Golden foliage flickering from the light of a sun setting too early, smiling pumpkins lining the porches of a friendly street, brooding skeletons adjusted into menacing positions. There are few aesthetics as provoking and identifiable as those of Halloween. It’s as much a feeling, a distant sort of nostalgia that haunts the present, as it is an aesthetic presence. Any good Halloween film bottles that distinct visual vibe, and Disney’s cult classic Hocus Pocus is perhaps the one that perfected it.
Taking place in Salem, Massachusetts, the famous location of the Salem Witch Trials, Hocus Pocus leans into the staples of the season. Trick or treaters, beautiful landscapes, and a spooky witches’ cabin. The aesthetics don’t stop there, they’re also reflected in the makeup and costuming of the film. Halloween is a holiday revolving around the idea of dressing up, but for some in the film, dressing up isn’t a matter of playing pretend.
The Sanderson sisters truly are witches and Billy Butcherson truly is a zombie. And so their outfits are essential for setting up tone and character, and in the years since have become iconic within pop culture. So, when developing Hocus Pocus 2, director Anne Fletcher was tasked with continuing the legacy of these iconic costumes.
Bringing Back the Sandersons
During the filming of Hocus Pocus 2, the original costumes from the first film were located at the Museum of Pop Culture in Seattle, Washington. They were in good enough condition to be appreciated on mannequins, but not enough to survive further filming. So the creative team had a clean slate to pull from, which they shared a bit about during a recent press conference celebrating the Disney+ streaming debut of the film.
Director Anne Fletcher sheds some insight into the process of deciding what to do, admitting that they “thought way outside of the bubble, like how all these big superhero movies change everything up.” Ultimately, while Captain America has a new suit in every Avengers film, the creative team behind Hocus Pocus 2 decided against it. Instead, they focused on “[staying] to the truth of what their witch’s clothes were, [giving] it new material.”
The costumes in Hocus Pocus 2 for the Sanderson sisters look very similar to the ones from the original. The silhouettes are intact, as are the color schemes. However, there are a few key differences seen in little bits of flare that the costuming department decided to splice in.
“The symbols on all three of the outfits, especially Bette’s [Winifred Sanderson], mean something,” Anne Fletcher reveals. The director describes how costume designer Salvador Pérez Jr. researched the Wicca of the 1600s and how their beliefs could be reflected in their costumes. “That version of witchcraft which was tethered to the earth, the ocean, the stars, it’s all tied together. And it’s all on [Winifred’s] cloak, as well as the bird… it’s all reflected in Winifred’s cloak and in Mary’s rings.”
Designing A New Era
Hannah Waddingham of recent Ted Lasso fame plays a new character known as the mother witch in Hocus Pocus 2. Her costume is new and extravagant, strikingly red with a dramatic tattered cape mimicking brightly colored plumes. Anne Fletcher says that she too “has a lot of the iconography of the movie.” Whereas symbols such as the star are present in her choker, perhaps the most obvious symbol is the eye emboldened onto her stomach. It resembles the open and sentient eye on Winifred’s precious spellbook, reflecting the wealth of knowledge she possesses and her gift to the girls.
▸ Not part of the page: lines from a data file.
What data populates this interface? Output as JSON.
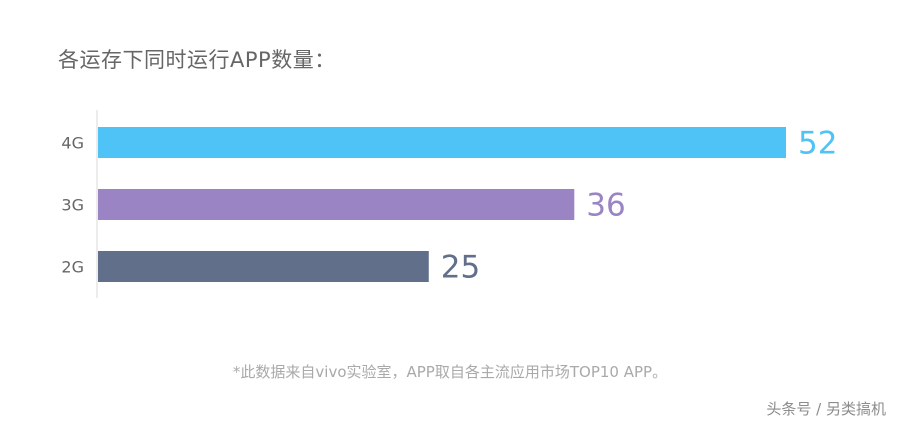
{
  "header": {
    "title": "各运存下同时运行APP数量："
  },
  "chart_data": {
    "type": "bar",
    "orientation": "horizontal",
    "categories": [
      "4G",
      "3G",
      "2G"
    ],
    "values": [
      52,
      36,
      25
    ],
    "colors": [
      "#4fc3f5",
      "#9b84c4",
      "#626f8a"
    ],
    "title": "各运存下同时运行APP数量：",
    "xlim": [
      0,
      52
    ],
    "grid": false,
    "legend": "none"
  },
  "footnote": "*此数据来自vivo实验室，APP取自各主流应用市场TOP10 APP。",
  "watermark": "头条号 / 另类搞机"
}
While it’s a clever nod to the witches of the past, Hocus Pocus 2 welcomes a new era of witches. There’s a trio of girls played by Whitney Peak, Belissa Escobedo, and Lilia Buckingham. They share an interest in the occult and the bond of sisterhood that’s subtly reflected in their costuming. Mirroring the sisters, Fletcher details how “they also have these symbols [of 1600s wicca] as well as each witch’s color stone in their matching necklaces.”
Ultimately, Hocus Pocus 2 is about the undeniable bonds and loyalty that we have with each other. Whether that is between the Sanderson sisters or the parallels to them that exist in the new protagonists of the film, those bonds are reflected in the brilliantly bright, instantly evocative, and traditionally iconic costumes.